Virginia Walters (Courtesy photo)

Virginia Walters (Courtesy photo)

Life in the Pedestrian Lane: Gone to the Dogs

Our first family dog was a shepherd sized mutt named Timber.

  • By Virginia Walters For the Peninsula Clarion
  • Sunday, February 21, 2021 12:00am
  • Life

By Virginia Walters

For the Peninsula Clarion

I have been thinking about dogs lately. Maybe because a lot has been made of “finally” there is a dog back in the White House. Or two. And the FIRST rescue dog at that. (So many first bodies for this administration.) I have always believed some people should not have pets. When they are wise enough to know it, all the better. And some circumstances prevent people from owning pets. They, too, are wise if they don’t try to juggle the situation to the detriment of everyone, usually the unlucky pet.
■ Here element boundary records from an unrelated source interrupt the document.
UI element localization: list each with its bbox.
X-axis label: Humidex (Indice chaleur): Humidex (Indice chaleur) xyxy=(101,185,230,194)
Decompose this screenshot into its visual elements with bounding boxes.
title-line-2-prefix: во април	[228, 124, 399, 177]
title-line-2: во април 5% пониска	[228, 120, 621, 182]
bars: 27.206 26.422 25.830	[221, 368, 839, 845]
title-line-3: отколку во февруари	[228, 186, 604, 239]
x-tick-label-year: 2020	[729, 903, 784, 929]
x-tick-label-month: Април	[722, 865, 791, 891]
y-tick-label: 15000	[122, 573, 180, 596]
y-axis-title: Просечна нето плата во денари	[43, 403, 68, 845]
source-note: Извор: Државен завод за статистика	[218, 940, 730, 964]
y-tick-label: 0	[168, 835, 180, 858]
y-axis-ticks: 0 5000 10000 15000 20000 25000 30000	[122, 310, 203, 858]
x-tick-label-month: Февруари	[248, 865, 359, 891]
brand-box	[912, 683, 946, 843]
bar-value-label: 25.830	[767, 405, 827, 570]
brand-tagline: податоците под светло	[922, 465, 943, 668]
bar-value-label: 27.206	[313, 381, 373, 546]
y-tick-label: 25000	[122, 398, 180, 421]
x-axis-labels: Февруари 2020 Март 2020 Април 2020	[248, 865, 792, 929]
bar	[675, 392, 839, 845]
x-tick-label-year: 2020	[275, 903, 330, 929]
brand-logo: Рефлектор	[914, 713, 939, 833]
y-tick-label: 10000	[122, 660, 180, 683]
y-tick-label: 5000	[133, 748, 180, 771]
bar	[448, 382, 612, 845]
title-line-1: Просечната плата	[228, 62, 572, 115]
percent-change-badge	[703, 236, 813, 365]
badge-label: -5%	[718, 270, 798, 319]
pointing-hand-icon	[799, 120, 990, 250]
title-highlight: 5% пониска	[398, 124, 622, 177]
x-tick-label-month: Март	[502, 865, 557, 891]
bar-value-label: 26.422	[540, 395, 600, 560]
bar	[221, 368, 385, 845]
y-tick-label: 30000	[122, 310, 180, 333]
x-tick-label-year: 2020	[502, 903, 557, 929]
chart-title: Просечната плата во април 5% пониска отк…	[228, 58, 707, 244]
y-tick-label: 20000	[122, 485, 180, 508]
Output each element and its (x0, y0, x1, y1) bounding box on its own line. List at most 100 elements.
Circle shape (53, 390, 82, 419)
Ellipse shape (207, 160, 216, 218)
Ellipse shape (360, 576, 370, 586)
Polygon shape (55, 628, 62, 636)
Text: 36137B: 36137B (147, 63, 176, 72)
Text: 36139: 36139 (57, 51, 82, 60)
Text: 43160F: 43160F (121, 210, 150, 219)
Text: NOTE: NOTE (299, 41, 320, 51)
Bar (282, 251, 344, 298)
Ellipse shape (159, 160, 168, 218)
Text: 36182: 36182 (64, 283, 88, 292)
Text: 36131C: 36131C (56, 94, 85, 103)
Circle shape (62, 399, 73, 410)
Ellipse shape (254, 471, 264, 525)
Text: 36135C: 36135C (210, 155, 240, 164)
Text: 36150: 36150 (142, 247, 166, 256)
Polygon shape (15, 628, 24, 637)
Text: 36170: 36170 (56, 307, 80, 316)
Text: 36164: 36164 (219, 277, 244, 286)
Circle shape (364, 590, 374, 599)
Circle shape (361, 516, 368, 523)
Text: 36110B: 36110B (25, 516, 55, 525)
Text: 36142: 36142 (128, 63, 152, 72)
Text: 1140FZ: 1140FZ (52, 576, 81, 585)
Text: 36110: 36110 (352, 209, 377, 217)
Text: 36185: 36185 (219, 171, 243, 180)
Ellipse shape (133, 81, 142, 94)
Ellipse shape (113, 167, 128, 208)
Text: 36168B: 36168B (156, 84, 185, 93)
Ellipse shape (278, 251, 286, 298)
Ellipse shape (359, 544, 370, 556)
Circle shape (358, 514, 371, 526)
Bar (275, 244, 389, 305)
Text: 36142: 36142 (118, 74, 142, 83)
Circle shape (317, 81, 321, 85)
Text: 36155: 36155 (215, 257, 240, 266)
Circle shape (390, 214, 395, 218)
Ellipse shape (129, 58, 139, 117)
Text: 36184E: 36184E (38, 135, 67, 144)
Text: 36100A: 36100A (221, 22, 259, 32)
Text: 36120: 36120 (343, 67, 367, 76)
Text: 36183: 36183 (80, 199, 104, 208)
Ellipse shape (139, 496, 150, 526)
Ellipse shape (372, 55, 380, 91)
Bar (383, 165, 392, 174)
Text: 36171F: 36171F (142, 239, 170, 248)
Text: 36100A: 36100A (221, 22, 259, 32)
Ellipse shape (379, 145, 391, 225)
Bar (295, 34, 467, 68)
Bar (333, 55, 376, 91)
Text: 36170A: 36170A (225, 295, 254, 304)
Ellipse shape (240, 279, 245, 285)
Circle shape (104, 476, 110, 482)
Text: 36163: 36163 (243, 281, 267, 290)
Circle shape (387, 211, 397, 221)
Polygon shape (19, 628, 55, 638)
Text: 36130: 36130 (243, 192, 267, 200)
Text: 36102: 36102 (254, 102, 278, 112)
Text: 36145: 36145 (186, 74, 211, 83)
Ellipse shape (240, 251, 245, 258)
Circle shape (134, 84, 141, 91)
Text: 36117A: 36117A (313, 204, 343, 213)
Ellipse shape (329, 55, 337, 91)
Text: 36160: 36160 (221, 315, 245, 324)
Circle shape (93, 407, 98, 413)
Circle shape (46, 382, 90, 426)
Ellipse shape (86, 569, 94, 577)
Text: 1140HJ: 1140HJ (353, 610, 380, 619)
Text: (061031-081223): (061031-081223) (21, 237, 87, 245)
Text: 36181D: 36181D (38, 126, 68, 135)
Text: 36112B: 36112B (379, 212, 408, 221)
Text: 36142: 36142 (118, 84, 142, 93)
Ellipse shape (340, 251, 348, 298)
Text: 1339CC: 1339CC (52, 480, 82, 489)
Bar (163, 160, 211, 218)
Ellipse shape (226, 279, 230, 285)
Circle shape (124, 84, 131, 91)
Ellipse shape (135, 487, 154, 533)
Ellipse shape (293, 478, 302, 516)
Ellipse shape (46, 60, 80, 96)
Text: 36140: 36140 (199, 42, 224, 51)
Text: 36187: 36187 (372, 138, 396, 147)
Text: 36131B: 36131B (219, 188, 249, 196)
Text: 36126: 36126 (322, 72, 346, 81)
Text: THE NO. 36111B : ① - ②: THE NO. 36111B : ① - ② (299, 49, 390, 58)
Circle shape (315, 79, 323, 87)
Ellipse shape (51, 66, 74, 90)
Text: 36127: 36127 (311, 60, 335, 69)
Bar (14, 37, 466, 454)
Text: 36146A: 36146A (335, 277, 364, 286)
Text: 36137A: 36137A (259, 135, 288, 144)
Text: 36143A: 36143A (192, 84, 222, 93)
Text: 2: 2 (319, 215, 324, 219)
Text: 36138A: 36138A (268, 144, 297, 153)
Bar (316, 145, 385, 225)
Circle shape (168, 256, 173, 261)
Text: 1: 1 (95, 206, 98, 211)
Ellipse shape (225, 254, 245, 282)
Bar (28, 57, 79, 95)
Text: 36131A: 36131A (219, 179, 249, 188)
My parents had water-spaniels when I was a kid: Tar-Baby and Queenie. Eventually, after several generations, they settled into enjoying my brother’s dogs as their “grand-dogs.”

Our first family dog was a shepherd sized mutt named Timber. #1 Son was about 2, just the age to wander. Timber would herd him back into the yard gently nudging him away from all the fun stuff a toddler wants to explore. Son would get so mad “Timber won’t let me!” he’d yell. We had not trained the dog, he just knew by instinct what his job was.

Next was a Chihuahua mix we called Twillager. She identified as a Great Dane. If hubby went to bed first, she’d stake out my pillow and bare her teeth when I tried to get into bed. We lost her when she chased a deer that had wandered into our yard. She apparently got lost (or stomped) in the woods. We couldn’t find her, and we looked for days.

Our next best friend was Heinie, a fox terrier. He was definitely Hubby’s dog, but allowed the rest of us to share the house and vehicles. He went everywhere with us: the store, the grandparents’, camping. We accidentally left him at a campsite one time, each of us thinking the other had made sure he was in the rig. We drove back 10 miles and found him sitting indignantly in the middle of the camp spot. He jumped into the front seat and refused to acknowledge any of us (even hubby) for the rest of the day. He came to Alaska with us, and enjoyed life on the beach immensely. Chasing seagulls was his game. Never caught one, but gave it a good try.

Next was Chi-Chi, a Pomeranian-Chihuahua mix. I acquired her as a tiny puppy at UAF one summer. She was so tiny I brought her home in my pocket. We had been without a dog for awhile so a pup was a great distraction. She was definitely my dog. She would wait for me at the door when it was time for school to be out, and she’d pace if I didn’t show up on time. She lived with us in the village, and traveled to the fish site every summer. She tolerated the beach, but the mud and sand were unfriendly to her long hair. She made the best of it however, and we spent lots of agate searching time. She ignored the seagulls.

And then Ralph, a Lhasa Apso. We got him after we moved to Kenai. Middle son called one evening and asked if we had a dog yet. He explained that a girl had just come to town and had a puppy, but she couldn’t find a place to live with the dog and it would have to go to the pound. Did we want it? It would be small dog.

Lhasa Apsos are not small dogs, as I was defining ‘small’. And he had lots of hair. He loved the beach. The first summer there the first thing he did was roll in the mud, long hair and all. He came away looking like a dirty mop. The next spring we had him sheared so he could be hosed off after his days of rollicking in the mud. Ralph was a wanderer, and although we had a fenced yard, there were times we had to chase him down in the neighborhood. I still see fluffy gray and white dogs that remind me of an errant Lhasa Apso I once knew.

All of our dogs have been ‘rescue’ dogs: from friends, from kids on a street corner with a box, from a student at the SUB. It never occurred to me to chalk it up as a good deed because I felt I was the one to benefit. Our pets always became family members, and their loss bit deeply each time.

It has been a few years since we have had a dog. After retirement we traveled a lot out of state, so thought it better not to have a pet, and since settling in to life as Senior Citizens, we just haven’t found the soul mate to share our Golden Years. Maybe next year.